Por el camino, el nuevo monarca visitó al nuevo Papa (Gregorio X, su hasta entonces compañero de viaje, Teobaldo Visconti), a Felipe III y a su tío-abuelo Felipe I de Saboya, reprimió una rebelión en Gascuña y pactó la boda de su hija Leonor -de cuatro años- con Alfonso de Aragón (el futuro Alfonso III el Libre), así como la de su hijo Enrique con Juana de Navarra (que también reinaría en Francia como esposa de Felipe IV). Y por fin, ya de vuelta, fue coronado en la Abadía de Westminster por el arzobispo de Canterbury el 19 de agosto de 1274. Luego se quitó la corona jurando no ponérsela otra vez hasta recuperar todas las tierras que su difunto progenitor había perdido.

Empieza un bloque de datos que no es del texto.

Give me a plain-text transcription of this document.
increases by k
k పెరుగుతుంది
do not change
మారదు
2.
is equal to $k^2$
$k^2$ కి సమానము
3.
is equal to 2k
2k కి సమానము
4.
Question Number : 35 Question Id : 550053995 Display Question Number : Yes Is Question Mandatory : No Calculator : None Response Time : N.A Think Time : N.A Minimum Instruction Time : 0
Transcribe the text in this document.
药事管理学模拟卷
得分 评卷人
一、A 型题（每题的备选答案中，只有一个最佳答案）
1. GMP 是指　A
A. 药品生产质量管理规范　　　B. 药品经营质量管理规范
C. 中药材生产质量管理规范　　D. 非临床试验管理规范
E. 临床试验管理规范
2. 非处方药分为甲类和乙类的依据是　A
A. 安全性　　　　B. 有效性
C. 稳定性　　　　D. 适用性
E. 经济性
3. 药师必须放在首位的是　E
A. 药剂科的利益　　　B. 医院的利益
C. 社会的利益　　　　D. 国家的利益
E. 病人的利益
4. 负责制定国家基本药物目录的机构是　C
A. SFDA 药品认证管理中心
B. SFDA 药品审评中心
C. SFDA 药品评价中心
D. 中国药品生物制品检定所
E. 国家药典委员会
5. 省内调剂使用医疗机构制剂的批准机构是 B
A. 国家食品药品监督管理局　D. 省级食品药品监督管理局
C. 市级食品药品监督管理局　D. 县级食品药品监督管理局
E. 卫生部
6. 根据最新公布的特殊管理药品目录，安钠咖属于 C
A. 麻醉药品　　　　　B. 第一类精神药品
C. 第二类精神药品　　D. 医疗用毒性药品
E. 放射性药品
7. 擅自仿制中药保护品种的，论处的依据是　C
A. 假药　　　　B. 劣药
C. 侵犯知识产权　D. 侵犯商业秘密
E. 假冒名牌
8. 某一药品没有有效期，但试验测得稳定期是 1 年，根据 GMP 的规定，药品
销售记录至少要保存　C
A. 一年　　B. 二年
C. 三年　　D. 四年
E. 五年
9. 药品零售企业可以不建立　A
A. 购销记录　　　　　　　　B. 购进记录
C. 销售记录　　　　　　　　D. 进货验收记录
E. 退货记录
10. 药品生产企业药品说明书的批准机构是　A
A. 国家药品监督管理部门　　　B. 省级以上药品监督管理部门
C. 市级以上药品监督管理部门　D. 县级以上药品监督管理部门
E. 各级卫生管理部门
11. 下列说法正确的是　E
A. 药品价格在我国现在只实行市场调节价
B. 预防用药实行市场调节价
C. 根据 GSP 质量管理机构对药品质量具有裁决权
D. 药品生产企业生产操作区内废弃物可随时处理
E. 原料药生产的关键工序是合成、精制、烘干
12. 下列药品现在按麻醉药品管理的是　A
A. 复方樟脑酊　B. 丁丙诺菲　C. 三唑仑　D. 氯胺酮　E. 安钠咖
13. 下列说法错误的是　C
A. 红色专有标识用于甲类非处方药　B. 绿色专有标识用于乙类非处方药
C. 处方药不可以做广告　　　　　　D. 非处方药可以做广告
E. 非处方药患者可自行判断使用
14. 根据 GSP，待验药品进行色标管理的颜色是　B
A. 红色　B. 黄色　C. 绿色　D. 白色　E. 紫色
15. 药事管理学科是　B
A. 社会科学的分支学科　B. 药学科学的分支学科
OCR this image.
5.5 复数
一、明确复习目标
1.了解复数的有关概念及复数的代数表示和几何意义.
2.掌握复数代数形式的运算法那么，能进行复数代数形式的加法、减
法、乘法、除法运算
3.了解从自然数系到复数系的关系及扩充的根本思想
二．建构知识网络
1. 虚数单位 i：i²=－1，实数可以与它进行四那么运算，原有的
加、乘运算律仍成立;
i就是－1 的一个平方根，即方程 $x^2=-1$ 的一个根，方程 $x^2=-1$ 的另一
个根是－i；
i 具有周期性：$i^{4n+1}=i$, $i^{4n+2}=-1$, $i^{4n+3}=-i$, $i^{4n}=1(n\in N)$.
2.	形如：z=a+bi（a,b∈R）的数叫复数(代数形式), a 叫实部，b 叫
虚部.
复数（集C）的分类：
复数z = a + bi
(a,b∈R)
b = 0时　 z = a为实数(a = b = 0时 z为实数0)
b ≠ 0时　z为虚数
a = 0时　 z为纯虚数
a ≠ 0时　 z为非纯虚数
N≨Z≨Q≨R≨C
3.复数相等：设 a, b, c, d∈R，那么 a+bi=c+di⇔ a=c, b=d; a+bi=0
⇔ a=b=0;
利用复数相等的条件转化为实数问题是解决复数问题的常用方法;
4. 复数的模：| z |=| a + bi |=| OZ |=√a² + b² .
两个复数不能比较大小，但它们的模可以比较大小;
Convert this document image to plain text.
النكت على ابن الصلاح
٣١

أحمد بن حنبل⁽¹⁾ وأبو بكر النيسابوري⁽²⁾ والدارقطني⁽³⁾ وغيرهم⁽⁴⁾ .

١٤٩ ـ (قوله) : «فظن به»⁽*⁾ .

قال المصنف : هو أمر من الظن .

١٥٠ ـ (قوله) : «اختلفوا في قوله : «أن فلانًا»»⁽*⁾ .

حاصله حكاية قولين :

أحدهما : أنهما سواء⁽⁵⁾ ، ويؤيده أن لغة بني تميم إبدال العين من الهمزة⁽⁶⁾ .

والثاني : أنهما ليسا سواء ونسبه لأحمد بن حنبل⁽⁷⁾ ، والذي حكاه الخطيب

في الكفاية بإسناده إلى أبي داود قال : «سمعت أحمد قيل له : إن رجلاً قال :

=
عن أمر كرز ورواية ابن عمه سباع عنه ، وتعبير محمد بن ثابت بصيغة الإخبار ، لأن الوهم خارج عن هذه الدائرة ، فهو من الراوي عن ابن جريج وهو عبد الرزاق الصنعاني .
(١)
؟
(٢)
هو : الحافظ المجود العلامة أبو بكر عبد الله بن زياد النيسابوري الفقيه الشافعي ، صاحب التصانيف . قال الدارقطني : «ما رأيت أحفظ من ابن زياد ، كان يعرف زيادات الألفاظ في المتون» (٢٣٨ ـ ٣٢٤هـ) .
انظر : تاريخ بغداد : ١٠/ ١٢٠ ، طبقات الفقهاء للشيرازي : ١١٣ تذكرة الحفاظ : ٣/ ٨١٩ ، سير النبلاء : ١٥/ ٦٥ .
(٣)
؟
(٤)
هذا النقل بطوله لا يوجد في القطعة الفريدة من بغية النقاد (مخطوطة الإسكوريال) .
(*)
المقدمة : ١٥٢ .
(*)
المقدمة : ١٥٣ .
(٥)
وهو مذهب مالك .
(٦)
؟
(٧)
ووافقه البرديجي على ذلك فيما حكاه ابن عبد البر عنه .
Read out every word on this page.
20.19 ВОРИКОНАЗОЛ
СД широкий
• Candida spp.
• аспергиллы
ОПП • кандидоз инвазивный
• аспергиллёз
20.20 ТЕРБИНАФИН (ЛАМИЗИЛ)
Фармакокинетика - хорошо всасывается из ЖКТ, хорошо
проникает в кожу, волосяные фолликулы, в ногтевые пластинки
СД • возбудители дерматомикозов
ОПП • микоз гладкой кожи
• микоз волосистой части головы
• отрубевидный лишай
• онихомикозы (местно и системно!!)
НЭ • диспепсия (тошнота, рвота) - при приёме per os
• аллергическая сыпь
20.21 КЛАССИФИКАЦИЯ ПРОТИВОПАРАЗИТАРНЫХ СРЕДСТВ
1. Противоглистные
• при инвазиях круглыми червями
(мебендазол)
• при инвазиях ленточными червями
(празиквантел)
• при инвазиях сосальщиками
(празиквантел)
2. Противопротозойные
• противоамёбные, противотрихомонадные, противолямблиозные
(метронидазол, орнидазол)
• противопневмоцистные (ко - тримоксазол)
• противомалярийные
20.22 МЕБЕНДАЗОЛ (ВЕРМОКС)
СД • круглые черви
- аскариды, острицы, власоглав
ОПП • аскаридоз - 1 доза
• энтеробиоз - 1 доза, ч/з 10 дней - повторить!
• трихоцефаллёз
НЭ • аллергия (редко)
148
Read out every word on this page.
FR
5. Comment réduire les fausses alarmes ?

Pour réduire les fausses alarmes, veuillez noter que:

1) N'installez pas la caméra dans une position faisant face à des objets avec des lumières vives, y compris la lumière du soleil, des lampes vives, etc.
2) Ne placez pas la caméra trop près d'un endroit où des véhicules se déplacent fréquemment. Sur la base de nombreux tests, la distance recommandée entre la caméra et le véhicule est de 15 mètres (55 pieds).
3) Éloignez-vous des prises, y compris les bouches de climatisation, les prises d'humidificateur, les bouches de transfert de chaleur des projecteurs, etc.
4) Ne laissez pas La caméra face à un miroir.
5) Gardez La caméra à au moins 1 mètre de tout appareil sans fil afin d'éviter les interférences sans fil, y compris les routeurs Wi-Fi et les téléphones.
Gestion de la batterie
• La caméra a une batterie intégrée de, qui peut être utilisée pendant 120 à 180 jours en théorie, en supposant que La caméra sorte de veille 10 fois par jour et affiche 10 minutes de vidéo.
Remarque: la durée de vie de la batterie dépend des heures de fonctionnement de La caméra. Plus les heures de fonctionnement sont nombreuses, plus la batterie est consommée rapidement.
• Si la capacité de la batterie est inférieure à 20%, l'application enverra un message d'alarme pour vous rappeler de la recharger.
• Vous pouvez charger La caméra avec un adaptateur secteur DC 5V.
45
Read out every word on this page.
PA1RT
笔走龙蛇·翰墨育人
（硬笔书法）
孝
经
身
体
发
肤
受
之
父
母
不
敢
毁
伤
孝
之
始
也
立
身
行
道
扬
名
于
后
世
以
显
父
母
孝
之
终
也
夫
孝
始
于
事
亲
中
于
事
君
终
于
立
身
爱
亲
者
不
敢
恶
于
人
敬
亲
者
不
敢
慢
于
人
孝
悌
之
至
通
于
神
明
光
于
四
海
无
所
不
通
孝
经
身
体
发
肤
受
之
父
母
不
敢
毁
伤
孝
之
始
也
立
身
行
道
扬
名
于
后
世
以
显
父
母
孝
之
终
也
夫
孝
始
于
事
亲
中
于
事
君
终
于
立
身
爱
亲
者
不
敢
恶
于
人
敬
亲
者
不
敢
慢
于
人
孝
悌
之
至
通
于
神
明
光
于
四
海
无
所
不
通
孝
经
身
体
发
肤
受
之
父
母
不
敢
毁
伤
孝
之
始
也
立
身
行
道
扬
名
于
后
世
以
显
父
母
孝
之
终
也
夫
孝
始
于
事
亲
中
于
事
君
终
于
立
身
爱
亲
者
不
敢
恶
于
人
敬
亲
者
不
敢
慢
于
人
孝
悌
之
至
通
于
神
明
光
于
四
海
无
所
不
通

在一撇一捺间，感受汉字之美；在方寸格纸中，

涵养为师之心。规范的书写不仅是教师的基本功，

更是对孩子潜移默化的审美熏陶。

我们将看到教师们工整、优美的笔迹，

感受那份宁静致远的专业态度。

La Novena Cruzada apenas había durado un año y fue la última, pues Gregorio X convocó otra que no prosperó y su sucesor, Martín IV, accedería a la propuesta veneciana de hacerla no contra los mamelucos sino contra los bizantinos. Las cláusulas del acuerdo de paz entre Eduardo y Baibars estipulaban que los cristianos conservarían dos territorios: uno, la franja costera entre Acre y Sidón, el otro el condado de Trípoli (que ocupaba el norte y el oeste de las actuales Líbano y Siria, respectivamente).

No necesitaron enemigo externo porque se enzarzaron en una auténtica guerra civil que enfrentó a Hugo III con Carlos de Anjou. Debilitados, esos reinos terminarían cayendo en manos del islam.